First of all, you need to qualify the contract by examining what has been agreed between the parties. In your case, it appears to be a teaching contract. Such a contract is not defined by law and consists of an undertaking to pass on, in return for remuneration, the knowledge and skills described in the contract.
The Federal Court ruled that the rules governing contracts of employment apply to teaching contracts, namely article 404 of the Swiss Code of Obligations (CO), which states that a contract may be terminated at any time, but that the party who terminates the contract at an inopportune time must compensate the other party for any damage caused. Untimeliness is accepted if the agent did not initiate the termination and it causes him damage because of the timing of the termination. For example, termination during a teaching semester is considered to be inopportune.
However, when the courses can no longer be provided, for example because of measures put in place by the Confederation to combat Covid-19, the question arises of the application of article 119 of the Swiss Code of Obligations. This legal provision stipulates that a debtor who is unable to perform is released from his obligation and is required to return, in accordance with the rules of unjust enrichment, what he has already received without being able to claim what is still owed to him.

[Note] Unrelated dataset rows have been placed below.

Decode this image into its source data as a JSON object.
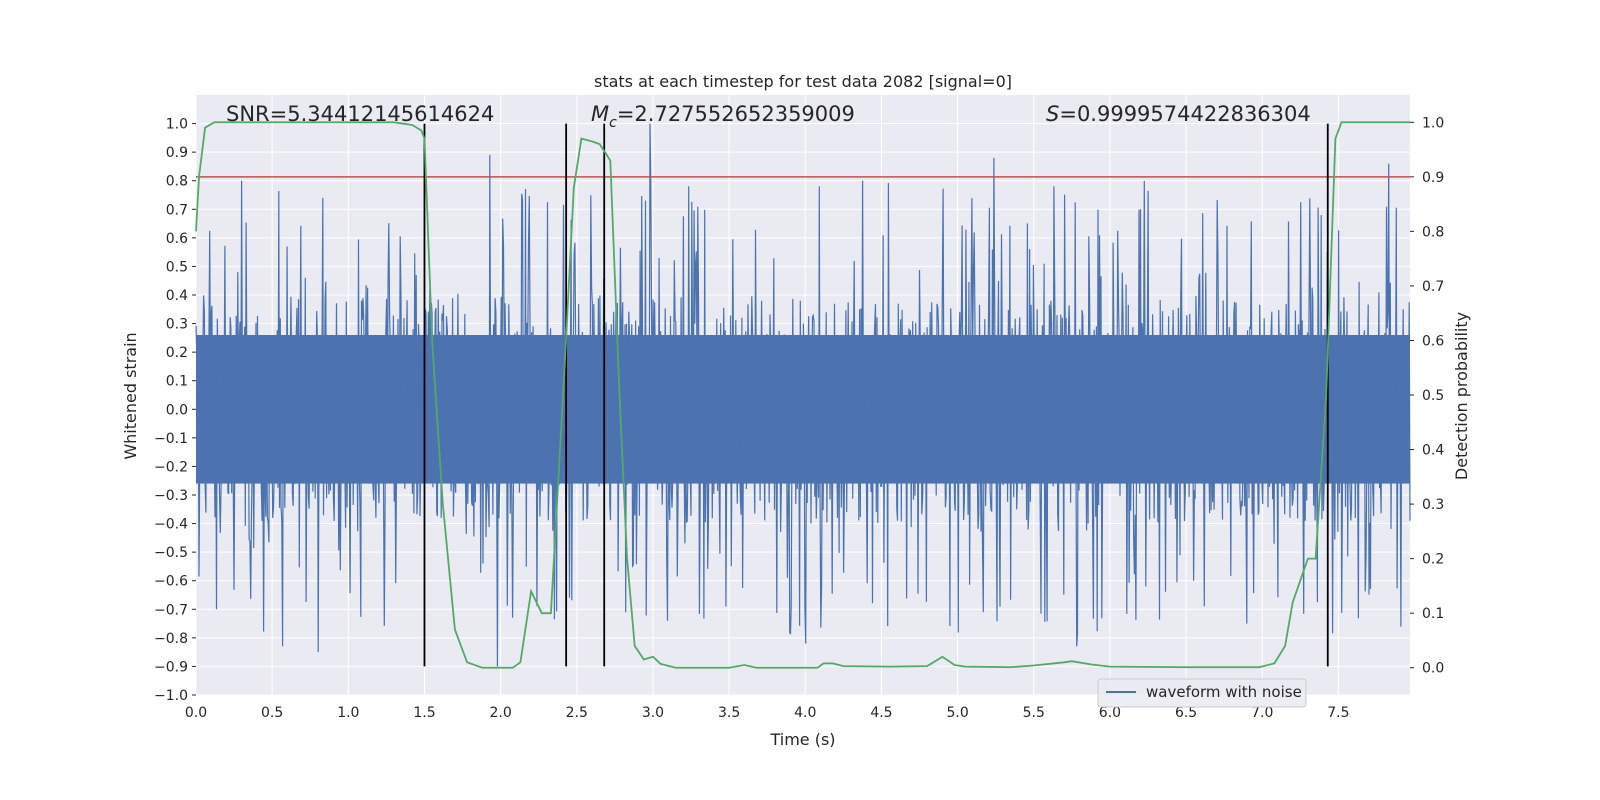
{
  "chart_data": {
    "type": "line",
    "title": "stats at each timestep for test data 2082 [signal=0]",
    "xlabel": "Time (s)",
    "ylabel": "Whitened strain",
    "y2label": "Detection probability",
    "xlim": [
      0.0,
      7.97
    ],
    "ylim": [
      -1.0,
      1.1
    ],
    "y2lim": [
      -0.05,
      1.05
    ],
    "x_ticks": [
      "0.0",
      "0.5",
      "1.0",
      "1.5",
      "2.0",
      "2.5",
      "3.0",
      "3.5",
      "4.0",
      "4.5",
      "5.0",
      "5.5",
      "6.0",
      "6.5",
      "7.0",
      "7.5"
    ],
    "y_ticks": [
      "-1.0",
      "-0.9",
      "-0.8",
      "-0.7",
      "-0.6",
      "-0.5",
      "-0.4",
      "-0.3",
      "-0.2",
      "-0.1",
      "0.0",
      "0.1",
      "0.2",
      "0.3",
      "0.4",
      "0.5",
      "0.6",
      "0.7",
      "0.8",
      "0.9",
      "1.0"
    ],
    "y2_ticks": [
      "0.0",
      "0.1",
      "0.2",
      "0.3",
      "0.4",
      "0.5",
      "0.6",
      "0.7",
      "0.8",
      "0.9",
      "1.0"
    ],
    "threshold": {
      "value": 0.9,
      "axis": "y2",
      "color": "#c44e52"
    },
    "vlines": [
      1.5,
      2.43,
      2.68,
      7.43
    ],
    "vline_y_range": [
      -0.9,
      1.0
    ],
    "annotations": {
      "snr": "SNR=5.34412145614624",
      "mc_symbol": "M",
      "mc_sub": "c",
      "mc_value": "=2.727552652359009",
      "s_symbol": "S",
      "s_value": "=0.9999574422836304"
    },
    "legend": {
      "label": "waveform with noise",
      "location": "lower right",
      "color": "#4c72b0"
    },
    "series": [
      {
        "name": "waveform with noise",
        "axis": "y1",
        "color": "#4c72b0",
        "description": "dense whitened strain noise sampled across 0 to 8 s, core amplitude roughly +/-0.4 with spikes to about +/-0.9",
        "core_amplitude": 0.4,
        "spike_max": 0.9,
        "samples": 1600,
        "peaks": [
          {
            "x": 0.3,
            "y": 0.8
          },
          {
            "x": 0.57,
            "y": -0.83
          },
          {
            "x": 0.8,
            "y": -0.85
          },
          {
            "x": 1.93,
            "y": 0.89
          },
          {
            "x": 1.98,
            "y": -0.9
          },
          {
            "x": 2.98,
            "y": 1.0
          },
          {
            "x": 3.9,
            "y": -0.78
          },
          {
            "x": 4.0,
            "y": -0.82
          },
          {
            "x": 5.24,
            "y": 0.88
          },
          {
            "x": 5.78,
            "y": -0.83
          },
          {
            "x": 6.9,
            "y": -0.75
          },
          {
            "x": 7.83,
            "y": 0.86
          }
        ]
      },
      {
        "name": "detection probability",
        "axis": "y2",
        "color": "#55a868",
        "x": [
          0.0,
          0.02,
          0.06,
          0.12,
          0.3,
          0.6,
          0.9,
          1.1,
          1.3,
          1.42,
          1.48,
          1.5,
          1.55,
          1.62,
          1.7,
          1.78,
          1.88,
          1.98,
          2.08,
          2.13,
          2.2,
          2.27,
          2.33,
          2.42,
          2.48,
          2.53,
          2.6,
          2.65,
          2.72,
          2.78,
          2.83,
          2.88,
          2.94,
          3.0,
          3.05,
          3.15,
          3.5,
          3.6,
          3.68,
          4.08,
          4.12,
          4.18,
          4.25,
          4.55,
          4.8,
          4.9,
          4.98,
          5.05,
          5.35,
          5.5,
          5.7,
          5.75,
          5.88,
          6.0,
          6.5,
          6.85,
          6.98,
          7.08,
          7.15,
          7.2,
          7.3,
          7.35,
          7.42,
          7.48,
          7.52,
          7.6,
          7.97
        ],
        "y": [
          0.8,
          0.9,
          0.99,
          1.0,
          1.0,
          1.0,
          1.0,
          1.0,
          1.0,
          0.995,
          0.985,
          0.97,
          0.6,
          0.3,
          0.07,
          0.01,
          0.0,
          0.0,
          0.0,
          0.01,
          0.14,
          0.1,
          0.1,
          0.55,
          0.88,
          0.97,
          0.965,
          0.96,
          0.93,
          0.5,
          0.2,
          0.04,
          0.015,
          0.02,
          0.007,
          0.0,
          0.0,
          0.005,
          0.0,
          0.0,
          0.008,
          0.008,
          0.003,
          0.002,
          0.003,
          0.02,
          0.005,
          0.002,
          0.001,
          0.004,
          0.01,
          0.012,
          0.006,
          0.002,
          0.001,
          0.001,
          0.001,
          0.008,
          0.04,
          0.12,
          0.2,
          0.2,
          0.5,
          0.97,
          1.0,
          1.0,
          1.0
        ]
      }
    ]
  }
}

This is the theory of subsequent objective impossibility, which could be applied in the present case, where the two parties are released from the contract and must return the promised benefits to each other. However, the application of this theory is debated in the doctrine.
So, despite the fact that the Federal Court has not yet had to rule on a case of this kind in relation to Covid-19, it is necessary to interpret the contract between the parties, which could mean that, in your case, the price is not due, since the obligation is extinguished when performance becomes impossible, unless of course the contract between you and your gym teacher excludes the application of article 119 CO, which is legally possible.